Fixing 20% US tariff a major achievement: Shafiqul Alam

Chief Adviser's Press Secretary Shafiqul Alam on Saturday (23 August) described the recent outcome, of tariff negotiations with the United States securing a 20% tariff, as one of the interim government's major achievements.
"This negotiation was the government's biggest foreign policy challenge, but with the right preparation and confidence, Bangladesh has achieved the desired outcome," he said at a roundtable discussion titled Bangladesh and Trump Tariffs: Economic Diplomacy in a World after Trade Regime, held at the Daily Star Bhaban in Farmgate this morning.
The event was organised by the Bangladesh Research Analysis and Information Network (BRAIN), with speakers including Dhaka University Professor Dr Rashed Al Titumir and economists Jyoti Rahman and Zia Hasan.
Shafiqul Alam said, "Many claimed that the interim government is weak, inexperienced, and incapable of securing a good deal with the US. But we have proven that with proper preparation and self-confidence, even an interim government can achieve a major success."
He explained that the government, aware of its interim status from the outset, focused on areas where realistic and immediate results could be achieved.
"We were confident from the very beginning that a good agreement with the United States was possible," the press secretary added.
Shafiqul Alam pointed out that Bangladesh faced significant challenges both on the Rohingya issue and US tariff policies.
"Though the media of a neighbouring country widely circulated misleading information soon after the interim government assumed office, Bangladesh managed to counter this through accurate diplomatic preparations," he said.
The press secretary noted that during a visit to the US, National Security Adviser Dr Khalilur Rahman initially understood that the Trump administration was diverging from global consensus and adopting a unilateral tariff policy.
Following that visit, Bangladesh made necessary preparations, he said, adding that three main strengths drove the negotiations: Chief Adviser Professor Muhammad Yunus' personal connections and credibility with the US, Dr Khalilur Rahman's long-standing experience, and Commerce Adviser Sk Bashir Uddin's clear insights into global markets.

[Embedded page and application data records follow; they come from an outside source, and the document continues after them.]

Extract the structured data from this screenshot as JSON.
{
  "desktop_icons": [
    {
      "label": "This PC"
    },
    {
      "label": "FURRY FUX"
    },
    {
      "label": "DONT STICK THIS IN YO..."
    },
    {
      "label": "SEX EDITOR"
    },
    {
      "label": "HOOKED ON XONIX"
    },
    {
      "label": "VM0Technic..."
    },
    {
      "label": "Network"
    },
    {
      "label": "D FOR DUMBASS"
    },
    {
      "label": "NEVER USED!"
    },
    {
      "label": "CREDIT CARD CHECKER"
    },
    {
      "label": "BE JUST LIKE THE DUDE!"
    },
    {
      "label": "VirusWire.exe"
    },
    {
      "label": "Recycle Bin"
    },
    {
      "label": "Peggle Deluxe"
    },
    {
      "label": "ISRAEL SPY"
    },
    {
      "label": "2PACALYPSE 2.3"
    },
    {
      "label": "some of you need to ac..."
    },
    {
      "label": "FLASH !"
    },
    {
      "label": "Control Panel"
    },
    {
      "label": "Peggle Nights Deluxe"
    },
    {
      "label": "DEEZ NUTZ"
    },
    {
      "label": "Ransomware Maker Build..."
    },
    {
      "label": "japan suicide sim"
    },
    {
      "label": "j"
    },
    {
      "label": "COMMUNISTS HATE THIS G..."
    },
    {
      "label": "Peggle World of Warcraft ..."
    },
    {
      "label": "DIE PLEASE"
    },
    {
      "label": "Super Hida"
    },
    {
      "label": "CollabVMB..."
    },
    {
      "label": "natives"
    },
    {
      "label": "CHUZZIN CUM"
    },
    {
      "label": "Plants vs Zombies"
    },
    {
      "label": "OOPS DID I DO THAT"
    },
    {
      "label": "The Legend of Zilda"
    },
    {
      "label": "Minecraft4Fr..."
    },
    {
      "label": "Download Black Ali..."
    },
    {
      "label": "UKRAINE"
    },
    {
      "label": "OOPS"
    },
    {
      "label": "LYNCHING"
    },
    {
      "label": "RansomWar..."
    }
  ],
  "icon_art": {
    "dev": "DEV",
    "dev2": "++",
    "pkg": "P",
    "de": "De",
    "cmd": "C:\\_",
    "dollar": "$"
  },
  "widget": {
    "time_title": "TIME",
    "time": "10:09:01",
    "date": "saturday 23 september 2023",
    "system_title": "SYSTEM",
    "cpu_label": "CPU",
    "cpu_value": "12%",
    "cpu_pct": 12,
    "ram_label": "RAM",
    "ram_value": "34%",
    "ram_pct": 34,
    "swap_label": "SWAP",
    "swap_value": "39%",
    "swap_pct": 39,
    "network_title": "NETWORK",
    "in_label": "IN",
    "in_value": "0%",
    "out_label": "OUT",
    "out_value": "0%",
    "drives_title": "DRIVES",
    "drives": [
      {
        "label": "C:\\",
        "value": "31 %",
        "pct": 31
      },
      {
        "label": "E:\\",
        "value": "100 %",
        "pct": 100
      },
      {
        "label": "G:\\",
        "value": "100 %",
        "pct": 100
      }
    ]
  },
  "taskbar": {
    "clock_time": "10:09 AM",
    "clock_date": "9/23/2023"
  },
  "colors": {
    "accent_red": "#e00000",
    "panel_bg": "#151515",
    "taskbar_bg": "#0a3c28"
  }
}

Shafiqul Alam said Bangladesh's main advantage is its position as a major consumer and importer in the global market.
"Cotton, oil, poultry feed, or edible oil—Bangladesh is now a significant player in almost every sector. This reality was used as leverage in the negotiations," he explained.
The press secretary also noted that, alongside the US, Bangladesh's exports to markets in Japan, South Korea, Brazil, South Africa, and the Middle East are increasing rapidly.
Thus, while success was achieved in talks with the US, the government is simultaneously focusing on diversifying markets.
Highlighting the importance of infrastructure, Shafiqul Alam said that making Chattogram Port more efficient and reforming the logistics system are prerequisites for increasing foreign investment. "If Chattogram Port can be made as efficient as Singapore's, foreign investment cannot be stopped," he added.
He said the steps taken by the interim government have helped bring inflation under control to some extent, increase foreign exchange reserves, and restore stability to the economy.
"We may not have achieved 8 percent growth, but achieving 4 percent growth in this post-uprising period is not insignificant," the press secretary said.
Expressing optimism, Shafiqul Alam said the success of the tariff negotiations has placed Bangladesh's economy on a new platform for prosperity, and trade ties with the US will deepen further in the future.
"We want more access to the vast US market. Like Japan, South Korea, Taiwan, or Vietnam, we, too, believe that by expanding exports to the US, Bangladesh will advance towards a new path of prosperity," he added.